Project description:Study Objectives:Having a regular, age-appropriate bedtime and sufficient sleep from early childhood may be important for healthy weight in adolescence. This study aimed to (1) identify heterogeneous groups of children by bedtime and sleep routines and (2) test longitudinal associations of childhood bedtime and sleep routine groups with adolescent body mass index (BMI). Methods:We analyzed longitudinal data from the Fragile Families and Child Wellbeing Study, a national birth cohort from 20 US cities (N = 2196). Childhood bedtime and sleep routines were assessed by mothers' reports of their children's presence and timing of bedtimes, adherence to bedtimes, and habitual sleep duration at ages 5 and 9. At age 15, these adolescents reported their height and weight, which were used to calculate BMI z-score. Results:Latent Class Analysis revealed four groups of childhood bedtime and sleep routines: No Bedtime Routine Age 5 (Group 1), No Bedtime Routine Age 9 (Group 2), Borderline Bedtimes Ages 5 and 9 (Group 3), and Age-Appropriate Bedtime and Sleep Routines Ages 5 and 9 (Group 4, reference).
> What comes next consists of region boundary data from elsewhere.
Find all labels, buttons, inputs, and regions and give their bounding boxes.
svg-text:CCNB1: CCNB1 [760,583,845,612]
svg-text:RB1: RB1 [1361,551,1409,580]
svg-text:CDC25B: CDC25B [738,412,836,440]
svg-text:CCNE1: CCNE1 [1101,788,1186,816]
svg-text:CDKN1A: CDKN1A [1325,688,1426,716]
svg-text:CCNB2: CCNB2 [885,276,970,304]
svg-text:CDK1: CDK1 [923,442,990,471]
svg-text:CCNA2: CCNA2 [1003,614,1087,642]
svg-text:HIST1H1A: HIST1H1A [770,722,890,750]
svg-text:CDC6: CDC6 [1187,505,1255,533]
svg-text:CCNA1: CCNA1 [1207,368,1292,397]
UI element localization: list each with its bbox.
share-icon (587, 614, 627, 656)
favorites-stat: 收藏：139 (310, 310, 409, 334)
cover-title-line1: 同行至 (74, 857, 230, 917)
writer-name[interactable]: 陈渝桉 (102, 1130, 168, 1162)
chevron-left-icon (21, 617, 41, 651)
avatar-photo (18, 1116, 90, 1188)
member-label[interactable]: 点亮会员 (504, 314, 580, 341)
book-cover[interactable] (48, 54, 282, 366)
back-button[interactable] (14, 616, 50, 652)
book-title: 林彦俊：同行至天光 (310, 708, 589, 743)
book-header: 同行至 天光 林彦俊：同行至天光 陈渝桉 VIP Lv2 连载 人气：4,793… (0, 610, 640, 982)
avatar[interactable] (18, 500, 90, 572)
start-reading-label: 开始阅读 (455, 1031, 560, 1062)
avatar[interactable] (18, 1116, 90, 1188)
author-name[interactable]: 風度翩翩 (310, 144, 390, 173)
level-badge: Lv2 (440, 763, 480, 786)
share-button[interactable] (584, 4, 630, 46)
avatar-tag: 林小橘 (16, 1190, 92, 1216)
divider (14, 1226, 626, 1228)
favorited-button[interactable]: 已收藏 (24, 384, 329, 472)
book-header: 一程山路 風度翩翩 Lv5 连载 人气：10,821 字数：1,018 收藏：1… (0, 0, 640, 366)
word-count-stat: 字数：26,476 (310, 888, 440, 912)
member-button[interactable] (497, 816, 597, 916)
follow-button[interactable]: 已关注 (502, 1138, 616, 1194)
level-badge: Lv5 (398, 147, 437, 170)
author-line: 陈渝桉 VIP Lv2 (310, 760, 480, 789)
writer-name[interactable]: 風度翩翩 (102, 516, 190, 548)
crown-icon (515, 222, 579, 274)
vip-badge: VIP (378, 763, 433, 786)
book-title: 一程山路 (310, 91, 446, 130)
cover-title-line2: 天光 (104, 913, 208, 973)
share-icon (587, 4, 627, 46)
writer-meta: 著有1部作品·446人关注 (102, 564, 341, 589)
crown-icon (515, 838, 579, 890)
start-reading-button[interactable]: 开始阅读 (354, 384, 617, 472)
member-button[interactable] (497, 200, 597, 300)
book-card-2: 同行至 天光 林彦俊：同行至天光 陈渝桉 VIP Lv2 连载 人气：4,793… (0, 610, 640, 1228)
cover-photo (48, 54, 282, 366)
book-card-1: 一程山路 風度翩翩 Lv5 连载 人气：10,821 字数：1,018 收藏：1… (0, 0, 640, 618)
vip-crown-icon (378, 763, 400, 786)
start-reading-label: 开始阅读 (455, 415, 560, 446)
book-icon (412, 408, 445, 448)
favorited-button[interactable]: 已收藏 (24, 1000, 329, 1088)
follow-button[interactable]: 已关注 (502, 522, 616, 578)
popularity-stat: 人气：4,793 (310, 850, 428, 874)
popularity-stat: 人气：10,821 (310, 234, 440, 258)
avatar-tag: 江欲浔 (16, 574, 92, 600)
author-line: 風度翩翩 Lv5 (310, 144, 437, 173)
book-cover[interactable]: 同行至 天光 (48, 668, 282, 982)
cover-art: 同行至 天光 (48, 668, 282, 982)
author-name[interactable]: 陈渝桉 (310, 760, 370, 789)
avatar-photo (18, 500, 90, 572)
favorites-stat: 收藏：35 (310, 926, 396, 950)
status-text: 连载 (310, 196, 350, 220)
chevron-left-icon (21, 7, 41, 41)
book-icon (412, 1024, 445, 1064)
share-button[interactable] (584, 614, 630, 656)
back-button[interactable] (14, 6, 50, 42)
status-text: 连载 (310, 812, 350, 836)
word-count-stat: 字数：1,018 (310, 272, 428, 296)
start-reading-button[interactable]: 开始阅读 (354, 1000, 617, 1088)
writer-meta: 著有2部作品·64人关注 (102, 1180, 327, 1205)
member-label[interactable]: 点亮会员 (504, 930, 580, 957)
Compared with adolescents in the reference group, those in the No Bedtime Routine Age 9 (Group 2) had +0.38 SD greater BMI (95% CI = [0.13 to 0.63]), above the level for overweight (1.02 SD BMI/85th percentile). Associations persisted after adjusting for age 3 BMI and sociodemographic characteristics. Conclusions:Results demonstrate heterogeneity in childhood bedtime routine groups and their associations with adolescent BMI. Future studies should focus on whether childhood sleep behavior interventions promote healthier sleep and weight in later life course stages.